North Korea this spring subjected abductees to mass ideological education on the superiority of the North's regime, according to the head of a group of victims' families.

While South Koreans make up the vast majority of the abductees, Choi Song Yong, quoting a source in Pyongyang, said those subjected to the lessons included Japanese.

It is unclear whether they included any of the 12 Japanese who Tokyo officially believes were kidnapped by the North in the 1970s and 1980s and remain missing.

Mass ideological education of abductees was carried out in the North until the 1980s. Kim Jong Un, the North's current leader, has ordered the education to resume, Choi said, citing his Pyongyang source.

There is a possibility that the resumption signals a change in the North's stance on Japan regarding the abduction issue.

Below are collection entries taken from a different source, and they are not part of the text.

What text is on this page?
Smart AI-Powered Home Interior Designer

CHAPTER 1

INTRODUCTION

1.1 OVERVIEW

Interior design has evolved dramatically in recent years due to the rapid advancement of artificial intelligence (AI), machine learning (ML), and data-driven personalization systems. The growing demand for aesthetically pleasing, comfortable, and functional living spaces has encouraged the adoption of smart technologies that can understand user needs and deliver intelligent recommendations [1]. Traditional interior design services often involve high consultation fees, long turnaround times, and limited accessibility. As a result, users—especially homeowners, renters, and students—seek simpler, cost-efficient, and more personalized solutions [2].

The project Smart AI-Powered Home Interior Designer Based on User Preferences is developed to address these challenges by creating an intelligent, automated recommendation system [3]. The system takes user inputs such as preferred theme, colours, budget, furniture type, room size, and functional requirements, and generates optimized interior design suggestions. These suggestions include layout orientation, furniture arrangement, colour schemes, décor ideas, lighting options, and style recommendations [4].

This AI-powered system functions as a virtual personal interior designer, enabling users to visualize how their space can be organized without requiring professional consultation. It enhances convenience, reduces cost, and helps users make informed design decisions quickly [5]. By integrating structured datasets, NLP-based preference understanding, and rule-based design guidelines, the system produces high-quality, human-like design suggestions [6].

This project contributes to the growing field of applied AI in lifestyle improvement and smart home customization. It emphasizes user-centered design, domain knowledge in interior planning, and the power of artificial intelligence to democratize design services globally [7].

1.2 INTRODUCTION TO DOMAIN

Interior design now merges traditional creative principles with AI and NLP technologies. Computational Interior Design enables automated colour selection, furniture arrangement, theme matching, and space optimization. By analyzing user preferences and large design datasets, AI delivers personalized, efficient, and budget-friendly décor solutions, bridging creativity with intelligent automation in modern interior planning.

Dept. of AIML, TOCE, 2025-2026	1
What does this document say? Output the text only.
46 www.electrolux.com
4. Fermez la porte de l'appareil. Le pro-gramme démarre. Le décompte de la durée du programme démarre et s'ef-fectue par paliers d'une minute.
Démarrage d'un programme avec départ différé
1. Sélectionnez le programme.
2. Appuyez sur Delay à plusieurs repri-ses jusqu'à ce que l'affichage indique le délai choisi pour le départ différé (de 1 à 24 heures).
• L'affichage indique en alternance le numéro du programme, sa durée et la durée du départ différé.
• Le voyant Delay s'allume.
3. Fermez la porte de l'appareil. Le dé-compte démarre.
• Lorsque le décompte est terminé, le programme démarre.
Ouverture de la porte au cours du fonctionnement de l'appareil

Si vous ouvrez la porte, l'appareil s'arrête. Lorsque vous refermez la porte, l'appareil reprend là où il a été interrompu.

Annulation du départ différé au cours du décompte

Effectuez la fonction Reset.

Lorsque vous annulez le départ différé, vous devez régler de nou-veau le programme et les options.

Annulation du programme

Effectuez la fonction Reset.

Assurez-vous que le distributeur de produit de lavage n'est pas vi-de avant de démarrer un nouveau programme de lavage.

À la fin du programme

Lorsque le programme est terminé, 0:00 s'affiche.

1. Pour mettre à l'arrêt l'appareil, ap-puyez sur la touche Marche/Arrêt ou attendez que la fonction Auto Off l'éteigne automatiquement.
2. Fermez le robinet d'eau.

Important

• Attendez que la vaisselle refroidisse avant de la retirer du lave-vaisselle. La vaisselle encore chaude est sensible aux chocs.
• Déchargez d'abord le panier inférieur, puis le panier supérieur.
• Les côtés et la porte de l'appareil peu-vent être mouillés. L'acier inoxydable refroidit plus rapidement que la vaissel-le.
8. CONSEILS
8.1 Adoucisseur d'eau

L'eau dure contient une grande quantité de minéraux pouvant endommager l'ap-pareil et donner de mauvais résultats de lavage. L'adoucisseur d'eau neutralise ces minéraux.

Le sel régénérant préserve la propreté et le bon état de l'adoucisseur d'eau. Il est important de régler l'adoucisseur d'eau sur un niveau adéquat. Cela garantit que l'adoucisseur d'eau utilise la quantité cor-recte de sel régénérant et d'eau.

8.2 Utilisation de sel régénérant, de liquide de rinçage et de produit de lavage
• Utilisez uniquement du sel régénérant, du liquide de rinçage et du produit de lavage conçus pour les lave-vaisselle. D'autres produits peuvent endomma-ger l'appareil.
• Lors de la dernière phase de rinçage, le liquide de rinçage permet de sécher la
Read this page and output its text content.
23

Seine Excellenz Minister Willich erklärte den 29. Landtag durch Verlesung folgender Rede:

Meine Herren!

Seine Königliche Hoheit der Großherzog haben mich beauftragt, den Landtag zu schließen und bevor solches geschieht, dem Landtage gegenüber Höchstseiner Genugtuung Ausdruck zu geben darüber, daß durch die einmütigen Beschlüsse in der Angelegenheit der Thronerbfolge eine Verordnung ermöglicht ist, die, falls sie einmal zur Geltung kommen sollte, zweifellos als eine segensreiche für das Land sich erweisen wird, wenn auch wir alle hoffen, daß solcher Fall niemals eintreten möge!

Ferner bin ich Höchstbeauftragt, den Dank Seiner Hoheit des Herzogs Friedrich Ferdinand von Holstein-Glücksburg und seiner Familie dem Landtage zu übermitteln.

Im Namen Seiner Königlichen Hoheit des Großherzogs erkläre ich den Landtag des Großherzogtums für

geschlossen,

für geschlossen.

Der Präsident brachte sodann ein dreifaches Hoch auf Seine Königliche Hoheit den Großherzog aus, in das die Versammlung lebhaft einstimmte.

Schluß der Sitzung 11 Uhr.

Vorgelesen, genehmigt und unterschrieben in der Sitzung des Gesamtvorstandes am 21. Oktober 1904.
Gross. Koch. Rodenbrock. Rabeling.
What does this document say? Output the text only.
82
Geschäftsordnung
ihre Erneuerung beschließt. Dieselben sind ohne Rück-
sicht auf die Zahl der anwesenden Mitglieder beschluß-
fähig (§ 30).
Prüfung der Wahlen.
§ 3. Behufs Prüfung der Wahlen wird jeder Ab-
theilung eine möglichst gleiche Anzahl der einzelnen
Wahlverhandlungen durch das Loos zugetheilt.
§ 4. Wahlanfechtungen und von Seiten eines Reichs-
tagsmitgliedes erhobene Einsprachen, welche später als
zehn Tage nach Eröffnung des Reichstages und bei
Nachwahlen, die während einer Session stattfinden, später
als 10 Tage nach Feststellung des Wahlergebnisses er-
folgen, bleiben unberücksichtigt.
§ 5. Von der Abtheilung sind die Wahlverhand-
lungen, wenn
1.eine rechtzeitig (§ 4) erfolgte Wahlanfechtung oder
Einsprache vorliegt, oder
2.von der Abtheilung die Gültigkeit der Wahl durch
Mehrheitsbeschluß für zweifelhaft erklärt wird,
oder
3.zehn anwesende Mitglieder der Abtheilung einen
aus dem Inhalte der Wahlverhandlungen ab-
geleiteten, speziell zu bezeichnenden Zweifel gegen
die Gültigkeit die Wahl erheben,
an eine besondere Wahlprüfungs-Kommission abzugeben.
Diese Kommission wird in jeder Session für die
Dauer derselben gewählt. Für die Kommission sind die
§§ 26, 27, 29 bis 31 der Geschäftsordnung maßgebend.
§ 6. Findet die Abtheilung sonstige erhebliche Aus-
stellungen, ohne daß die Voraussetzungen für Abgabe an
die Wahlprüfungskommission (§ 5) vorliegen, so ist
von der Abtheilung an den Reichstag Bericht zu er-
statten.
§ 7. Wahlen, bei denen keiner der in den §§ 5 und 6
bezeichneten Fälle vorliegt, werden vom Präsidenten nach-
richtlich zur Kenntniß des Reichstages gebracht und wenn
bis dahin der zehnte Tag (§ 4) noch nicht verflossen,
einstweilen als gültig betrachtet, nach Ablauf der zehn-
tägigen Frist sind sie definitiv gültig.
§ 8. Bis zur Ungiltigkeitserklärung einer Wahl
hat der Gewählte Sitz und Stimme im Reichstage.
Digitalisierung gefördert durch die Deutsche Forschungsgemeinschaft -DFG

Those who received the education consisted of about 60 South Koreans, including five former soldiers taken prisoner in the 1950-1953 Korean War, and about 20 foreigners, including Japanese, Choi said.

The people were divided into groups and received lessons in Pyongyang for about 15 days starting in late March. They also submitted documents saying they were in the North of their own free will and pledging allegiance to the North Korean system, Choi said.

Five Japanese abductees were returned to Japan in 2002, but several hundred are listed as those who may have been abducted by North Korea.